In today’s race for AI software dominance, there is never a straight line that takes any company from zero to 100 and IFS is no exception. With volatility running rampant among AI providers, IFS is trumpeting something beyond the hype in what its CEO Mark Moffat refers to as no BS AI.
While IFS may not be a household name in AI, its ability to shape things in next-generation computing is hardly in doubt from agents to robots and from data to business processes because of its pedigree, investors and partnerships, in addition to the most important factor of all – its customers covering the who’s who in manufacturing, aerospace and utility like John Deere, Lockheed Martin, and TotalEnergies, according to our Buyer Insight Technographics Database.
At a recent event in New York City, IFS spread its wings further and wider by tapping into the inner sanctum of any organization that makes and maintains products and equipment with a slew of initiatives and partnerships. The central message of its Industrial X is that anyone serious about transforming its operations in the age of AI needs to zero in on three components – product breadth, agility especially in support of strategic platforms as well as turnkey partnerships.
After a series of acquisitions and internal development efforts, IFS has assembled a robust collection of Enterprise Resource Planning for financial management, Enterprise Asset Management for keeping and monitoring assets like cell towers, baggage handling systems and power transformers in tip-top shape, along with service management tools for optimizing field service operations and IT functions.

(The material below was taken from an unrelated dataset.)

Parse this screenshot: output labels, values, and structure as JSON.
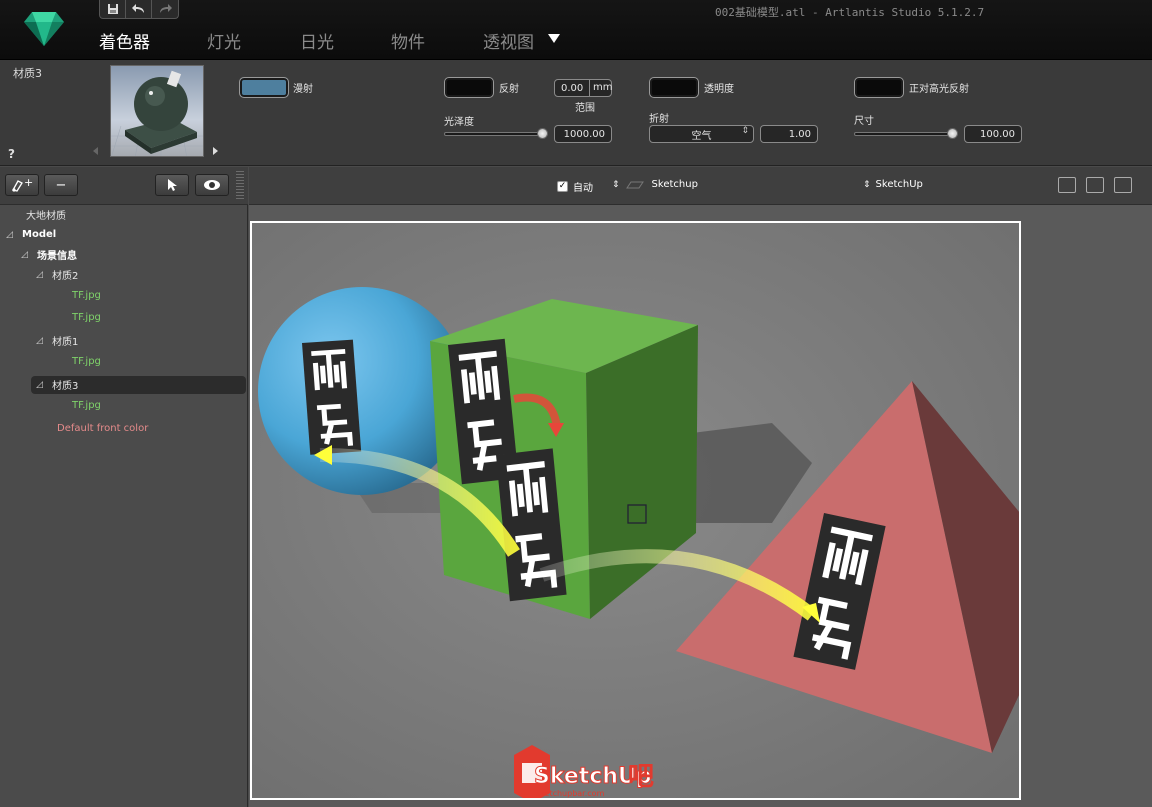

More recent acquisitions include Loops for agentic workflow, 7bridges for supply chain AI and logistics optimization, and Copperleaf for analytics and integrated planning for risk, sustainability and ESG measures.
With that one is capable of applying the right set of solutions to address the pain points that cannot be easily solved with generic chatbots or AI modeling that spits out poor inferencing because of faulty or incomplete data. Moffat said applying industrial AI in such cases is no different from preparing fixes to a machine before it breaks down by incorporating every bit of information, synthesizing it and scheduling the steps needed to swap out parts after pinpointing their mean time between failures.
One can do wonders by applying the same philosophy to boost customer satisfaction by eliminating shipping mistakes, lower attrition among overworked employees through smart scheduling, or even thwarting recidivism among alcoholics and convicts by picking up early signals and extending help in advance.
Ecosystem support is another key plank of its Industrial AI strategy. This year, IFS trotted out a host of new and expanded alliances with the likes of Anthropic for B2B large-language-modeling, Boston Dynamics and 1X Technologies for robotic integration, and Siemens for grid planning and asset management.
‘‘We are putting human, digital and robotic into one system,” Moffat said, adding that IFS has already delivered more than 2,000 assessments and templates on its so-called Industrial X Applied, generating tangible value in bottom-line savings and top-line benefits to many of its 5,000 customers.

In addition to its partnership with Microsoft for Azure development, IFS spared no effort to promote its alliances with PWC, Accenture and Deloitte, which have impressed upon hundreds of attendees at the event with the importance of the Industrial AI pivot. Mohamed Kande, global chairman of PWC, added that what’s at stake is not just the necessity to improve their efficiency but also rendering them with a more defensible position amid stiffening competition at the global level.
IFS also launched its AI accelerator engine called Nexus Black that aims to speed time to market for AI development efforts by offering templates for use cases like predictive maintenance, manufacturing scheduling and intelligent automation. All these developments underscore the new journey that IFS has embarked on since it went private in 2016 after decades of building out its ERP applications offerings for manufacturers in Europe, Americas and Asia Pacific under its old name Industrial and Financial Systems.
In March, its owner PE firms EQT and TA Associates rebalanced their portfolios by selling a big chunk of IFS to Hg and other investment funds. HgTrust, now a co-controlling shareholder, would invest approximately an additional £124 million in IFS to fund its expansion.
In its first half of fiscal 2025, IFS announced a 30% rise in annual recurring revenue and a 37% jump in cloud revenue. Total revenue exceeded 1.2 billion euros in 2024. In a filing with the UK authorities, IFS said its UK division saw a 30% increase in total revenues to $204 million in 2024 with UK customers contributing to a 40% spike in sales.
Whether IFS can repeat that depends on how customers can replicate some of IFS’ use cases at a global scale and overcome inertia. One major US equipment manufacturer who attended the event said it’s one thing to use AI automation to save a few minutes or even a few hours for any workflow, but it’s something else altogether to expand it across the board in order to achieve the overall organizational efficiency. Equally essential is to find ways to resist any pushback from employees through effective change management, he added.